This month, the final versions of two of my articles have been published by Oxford University Press. OUP’s approach to copyright allows pre-prints to be posted on sites like SSRN, but for final versions, the author is supplied with a free-access URL instead. This link can be posted on personal or institutional sites (like this one).

(1) Daithí Mac Síthigh, ‘App law within: rights and regulation in the smartphone age‘ (2013) 21 International Journal of Law and Information Technology 154-186.

An earlier version appeared as a working paper, posted here. The final version includes the changes proposed by the editor and by peer reviewers (including some reorganisation and clarification of the core questions), as well as a small number of subsequent developments.
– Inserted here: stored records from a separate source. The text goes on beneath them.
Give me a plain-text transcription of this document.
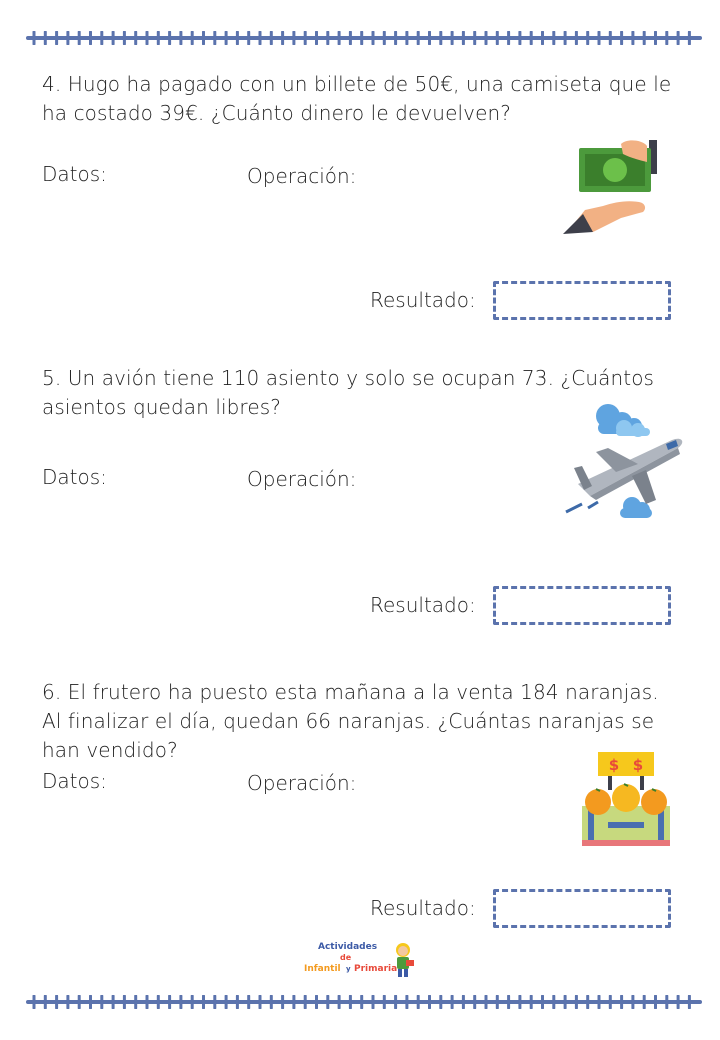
4. Hugo ha pagado con un billete de 50€, una camiseta que le ha costado 39€. ¿Cuánto dinero le devuelven?

Datos:	Operación:
Resultado:

5. Un avión tiene 110 asiento y solo se ocupan 73. ¿Cuántos asientos quedan libres?

Datos:	Operación:
Resultado:

6. El frutero ha puesto esta mañana a la venta 184 naranjas. Al finalizar el día, quedan 66 naranjas. ¿Cuántas naranjas se han vendido?

Datos:	Operación:
Resultado:
$ $
Actividades
de
Infantil y Primaria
(2) Daithí Mac Síthigh, ‘The fragmentation of intermediary liability in the UK‘ (2013) 8 Journal of Intellectual Property Law & Practice 521-531.

This is now online for the first time. It’s a shorter paper (just at the upper limit of 7500 words for this journal, although they print in columns so it’s not too long when printed!), which started life as a talk and a briefing paper for events with legal practitioners. Subsequently, I wrote it up in more detail, and also added new material on the Defamation Bill (now Act) as it developed. Here’s the abstract:

It is argued that the system for intermediary liability (for mere conduits, hosts and search engines) is splitting into a number of different systems.

In the case of copyright, intermediaries (particular mere conduits) have new duties. However, regarding defamation (and to a lesser extent privacy), new schemes are reducing the liability risk of hosts – under certain circumstances.

The result is that the single system of the Electronic Commerce Directive is being replaced by a mixture of EU and national legislation, revived common law doctrines, and specific provisions for particular areas of law.